The convent of Sacramentine or church of the Sacred Heart of Jesus is a religious building located in Vigevano, in the province of Pavia and diocese of Vigevano, Italy.

== Description and history ==
The Perpetual Adorers of the Blessed Sacrament (also called Sacramentine nuns) were founded on 16 April 1770 by mother Maria Maddalena dell'Incarnazione, born Caterina Sordini, of Porto Santo Stefano. Having entered a Franciscan convent at the age of eighteen, during one night (known as night of the Light and remembered by Sacramentine on 19 February) she had a vision of Jesus in the form of the Holy Eucharist: she therefore worked to found an order with main purpose the adoration of the Blessed Sacrament. The order was recognized by Pope Pius VII on 13 February 1818. The first monastery was placed in Rome, in the former Monastery of Sant'Anna alle Quattro Fontane.

The Sacramentine Sisters arrived in Vigevano from Turin on 6 June 1876 at the request of the then bishop Monsignor Pietro De Gaudenzi, who wanted to establish a place in the city where it was possible to carry out continuous adoration of the Blessed Sacrament Eucharist. The first headquarters was in the current Monastery of the Dominicans, in Vicolo Deomini, built specifically for them by Bishop De Gaudenzi between 1873 and 1876. However, soon the monastery it became too small, given the high number of novices. In 1908, Donna Francesca Manara Negrone donated land in Via Trento to the nuns, where the new monastery was built. On 20 June 1910, with the blessing of the bishop Monsignor Pietro Berruti, the first stone was laid, and on 6 June 1912 the nuns moved definitively to the new headquarters.

The new monastery was designed by a nun architect, Maria del Sacro Cuore Vittadini, with the supervision of a priest architect, Monsignor Spirito Maria Chiappetta. It has neo-Gothic shapes, inspired by French Gothic, with three naves and side chapels; the nuns' choir is located in the polygonal choir, a cloistered area. The façade is tripartite, high and slender and was completed in 1914. The church has a bell tower, in which there are three hammer-like bells. The interior is totally built with Candoglia marble, with stucco vaults painted with neo-Gothic motifs. Among the paintings present in the side altars, there are that of the Addolorata by Enrico Reffo and that of the Sacred Heart by Giovan Battista Garberini. Behind the main altar there is a wrought iron grate by Maurizio Beolchi, which separates the church from the monastic choir. The choir was created by Antonio Baldi. To the left of the main altar there is a chapel with a grate, from which the nuns attend Mass and receive the Eucharist; on the right, above the sacristy, there is a women's gallery in which, in turn, the nuns worship the Blessed Sacrament.
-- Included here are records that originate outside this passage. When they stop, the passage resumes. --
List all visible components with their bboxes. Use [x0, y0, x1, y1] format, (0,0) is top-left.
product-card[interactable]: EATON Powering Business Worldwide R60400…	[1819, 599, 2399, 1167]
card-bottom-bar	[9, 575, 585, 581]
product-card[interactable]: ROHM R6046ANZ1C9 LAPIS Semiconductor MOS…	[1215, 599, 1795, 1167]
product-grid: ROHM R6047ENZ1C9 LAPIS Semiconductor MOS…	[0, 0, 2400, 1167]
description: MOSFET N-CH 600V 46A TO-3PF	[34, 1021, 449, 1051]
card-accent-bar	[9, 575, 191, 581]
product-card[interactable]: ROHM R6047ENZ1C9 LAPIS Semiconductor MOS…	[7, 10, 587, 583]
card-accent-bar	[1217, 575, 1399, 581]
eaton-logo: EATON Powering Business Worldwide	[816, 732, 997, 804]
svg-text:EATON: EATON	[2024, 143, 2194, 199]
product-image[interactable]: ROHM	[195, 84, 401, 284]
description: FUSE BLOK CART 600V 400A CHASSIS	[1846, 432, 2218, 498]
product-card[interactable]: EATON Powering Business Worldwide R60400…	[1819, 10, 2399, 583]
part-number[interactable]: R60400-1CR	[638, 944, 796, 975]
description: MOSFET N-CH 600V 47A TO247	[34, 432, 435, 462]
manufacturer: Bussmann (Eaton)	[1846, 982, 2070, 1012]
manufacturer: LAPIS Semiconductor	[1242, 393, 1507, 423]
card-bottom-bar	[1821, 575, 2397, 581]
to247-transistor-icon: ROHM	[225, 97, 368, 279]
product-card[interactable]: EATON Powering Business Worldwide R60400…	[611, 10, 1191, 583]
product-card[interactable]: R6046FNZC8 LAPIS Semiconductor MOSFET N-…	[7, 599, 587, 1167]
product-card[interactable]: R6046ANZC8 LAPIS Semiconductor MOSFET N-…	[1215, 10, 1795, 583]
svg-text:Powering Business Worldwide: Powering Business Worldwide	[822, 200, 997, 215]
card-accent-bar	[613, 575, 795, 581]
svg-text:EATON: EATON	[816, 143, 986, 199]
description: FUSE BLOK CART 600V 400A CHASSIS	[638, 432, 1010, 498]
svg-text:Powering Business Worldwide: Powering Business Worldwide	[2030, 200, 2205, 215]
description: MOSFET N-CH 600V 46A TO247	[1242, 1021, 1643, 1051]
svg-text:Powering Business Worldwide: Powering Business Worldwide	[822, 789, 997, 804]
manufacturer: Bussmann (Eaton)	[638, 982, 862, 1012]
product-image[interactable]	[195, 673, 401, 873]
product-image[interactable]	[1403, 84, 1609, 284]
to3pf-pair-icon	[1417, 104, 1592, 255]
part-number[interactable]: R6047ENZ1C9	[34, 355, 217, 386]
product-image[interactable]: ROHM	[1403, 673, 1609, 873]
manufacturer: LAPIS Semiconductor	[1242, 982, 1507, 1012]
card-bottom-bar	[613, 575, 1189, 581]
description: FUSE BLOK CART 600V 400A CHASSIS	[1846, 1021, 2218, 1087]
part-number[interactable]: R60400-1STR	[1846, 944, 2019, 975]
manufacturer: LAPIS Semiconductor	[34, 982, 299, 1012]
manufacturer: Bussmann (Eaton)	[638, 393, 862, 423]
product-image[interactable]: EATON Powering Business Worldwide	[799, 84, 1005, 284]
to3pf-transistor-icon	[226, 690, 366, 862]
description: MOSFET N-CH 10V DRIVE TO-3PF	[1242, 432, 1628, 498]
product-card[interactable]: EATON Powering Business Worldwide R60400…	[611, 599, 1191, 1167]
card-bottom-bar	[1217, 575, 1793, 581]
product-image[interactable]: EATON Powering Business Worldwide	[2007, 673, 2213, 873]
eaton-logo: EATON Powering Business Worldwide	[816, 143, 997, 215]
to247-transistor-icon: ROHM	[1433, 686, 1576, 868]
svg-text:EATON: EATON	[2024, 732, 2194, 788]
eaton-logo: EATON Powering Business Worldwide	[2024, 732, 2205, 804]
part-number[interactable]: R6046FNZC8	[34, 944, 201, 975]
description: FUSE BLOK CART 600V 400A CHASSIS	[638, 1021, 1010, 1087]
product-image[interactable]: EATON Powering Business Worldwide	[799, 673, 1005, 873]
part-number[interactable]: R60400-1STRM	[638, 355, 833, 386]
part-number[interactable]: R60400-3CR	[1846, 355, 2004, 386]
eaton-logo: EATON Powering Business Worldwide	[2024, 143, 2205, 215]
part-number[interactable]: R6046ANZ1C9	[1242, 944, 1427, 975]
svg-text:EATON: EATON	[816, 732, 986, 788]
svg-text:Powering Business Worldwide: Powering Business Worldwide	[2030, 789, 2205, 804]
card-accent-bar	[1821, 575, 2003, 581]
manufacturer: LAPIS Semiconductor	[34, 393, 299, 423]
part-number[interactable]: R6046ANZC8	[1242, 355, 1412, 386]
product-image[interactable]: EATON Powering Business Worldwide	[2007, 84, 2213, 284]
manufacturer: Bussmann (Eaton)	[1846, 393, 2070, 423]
Above the choir is the large neo-Gothic pipe organ case, also visible from the accessible part of the church. The organ comes from the first monastery in Vicolo Deomini, was built by Carlo I Vegezzi Bossi in 1876 and was partially rebuilt at the end of the nineteenth century by Alessandro Mentasti. Subsequently, the nuns asked Mentasti first and then Alessandro Krengli to build a new one with two keyboards, starting from the old one. The large organ was restored in 2019 by Sergio Castegnaro according to the directives of the Superintendency.